Rire dans l’escalier

On a fait le tour de la coursive, en regardant en l’air, pour repérer les différentes parties de la fresque notamment la scène du marché aux esclaves, et les pigeons de Maurizio Cattelan qu’on voyait pour la première fois de près, puis j’ai lu à Léonore debout dans l’escalier le texto qu’Emma Lavigne venait de m’envoyer : « J’espère que la nuit sera inspirante au milieu des œuvres ! Amitiés, Emma. » Le texto était suivi d’un émoticône de trèfle à quatre feuilles.
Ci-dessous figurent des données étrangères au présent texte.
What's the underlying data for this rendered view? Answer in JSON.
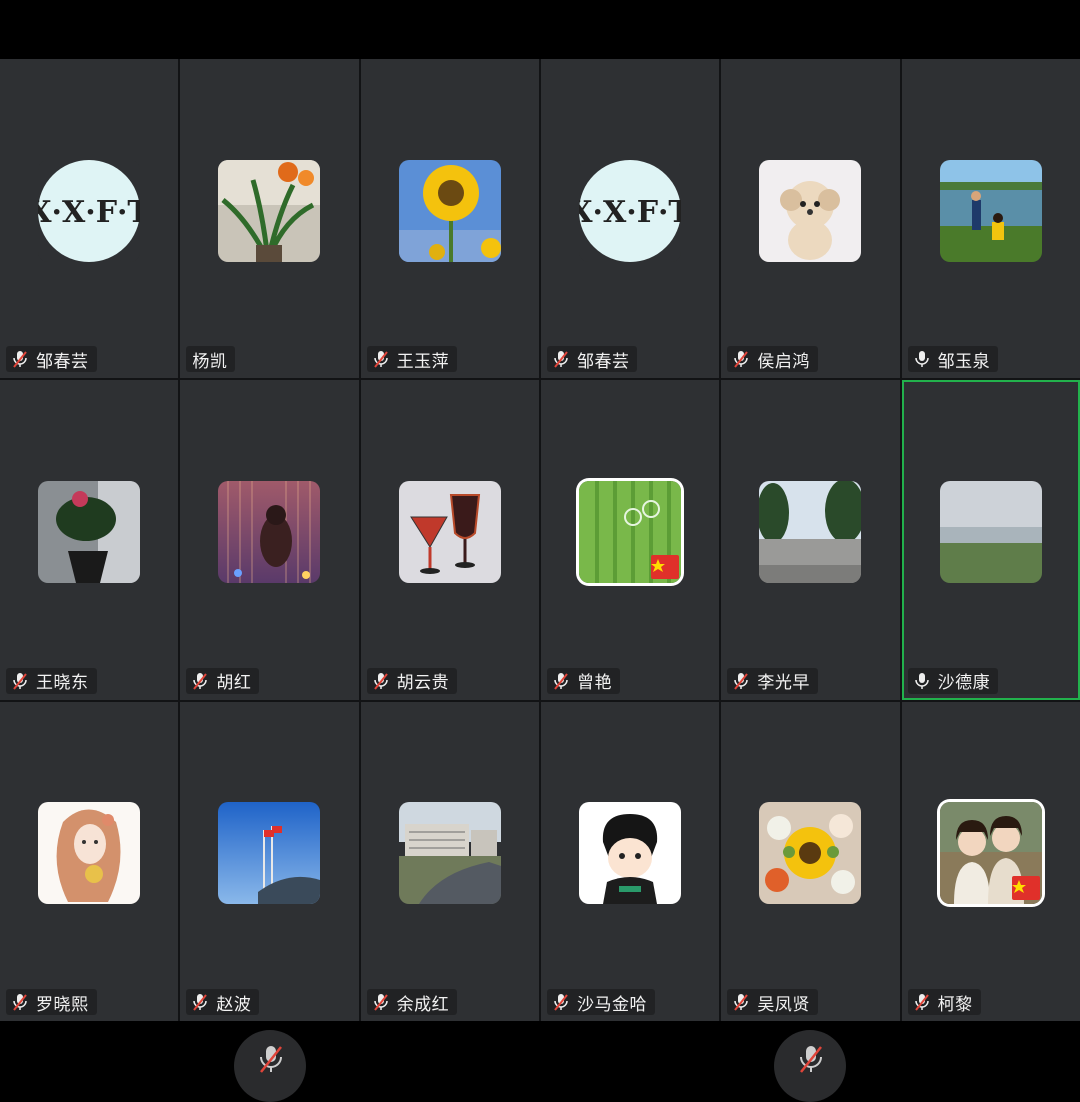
{
  "participants": [
    {
      "name": "邹春芸",
      "mic": "muted",
      "avatar": "xxft-logo"
    },
    {
      "name": "杨凯",
      "mic": "none",
      "avatar": "plant-photo"
    },
    {
      "name": "王玉萍",
      "mic": "muted",
      "avatar": "sunflower-photo"
    },
    {
      "name": "邹春芸",
      "mic": "muted",
      "avatar": "xxft-logo"
    },
    {
      "name": "侯启鸿",
      "mic": "muted",
      "avatar": "puppy-photo"
    },
    {
      "name": "邹玉泉",
      "mic": "on",
      "avatar": "lake-fishing-photo"
    },
    {
      "name": "王晓东",
      "mic": "muted",
      "avatar": "potted-plant-photo"
    },
    {
      "name": "胡红",
      "mic": "muted",
      "avatar": "light-curtain-photo"
    },
    {
      "name": "胡云贵",
      "mic": "muted",
      "avatar": "wine-glasses-photo"
    },
    {
      "name": "曾艳",
      "mic": "muted",
      "avatar": "green-bamboo-photo",
      "flag": true
    },
    {
      "name": "李光早",
      "mic": "muted",
      "avatar": "road-trees-photo"
    },
    {
      "name": "沙德康",
      "mic": "on",
      "avatar": "lake-shore-photo",
      "active": true
    },
    {
      "name": "罗晓熙",
      "mic": "muted",
      "avatar": "girl-drawing"
    },
    {
      "name": "赵波",
      "mic": "muted",
      "avatar": "flags-building-photo"
    },
    {
      "name": "余成红",
      "mic": "muted",
      "avatar": "campus-road-photo"
    },
    {
      "name": "沙马金哈",
      "mic": "muted",
      "avatar": "cartoon-character"
    },
    {
      "name": "吴凤贤",
      "mic": "muted",
      "avatar": "flower-bouquet-photo"
    },
    {
      "name": "柯黎",
      "mic": "muted",
      "avatar": "two-girls-photo",
      "flag": true
    }
  ],
  "colors": {
    "tile": "#2e3033",
    "active_border": "#22b14c",
    "mute_slash": "#e0453a"
  },
  "toolbar": [
    {
      "icon": "mic-muted-icon"
    },
    {
      "icon": "mic-muted-icon"
    }
  ]
}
Ça m’a fait plaisir. Mais j’ai pensé qu’Emma Lavigne n’avait pas idée de mon incompétence, de mon indifférence pour tout ce qui n’était pas écrire, qu’elle ne savait pas que je n’avais rien réussi d’autre, et pas essayé de comprendre autre chose depuis longtemps. J’avais l’impression de la trahir, d’avoir fait une promesse, de m’être engagée à dire quelque chose sur tout ça, à bien regarder les œuvres, et de faire n’importe quoi, d’être là, à rire dans l’escalier (…)

in La Nuit sur commande, Christine Angot
, 2025, Stock.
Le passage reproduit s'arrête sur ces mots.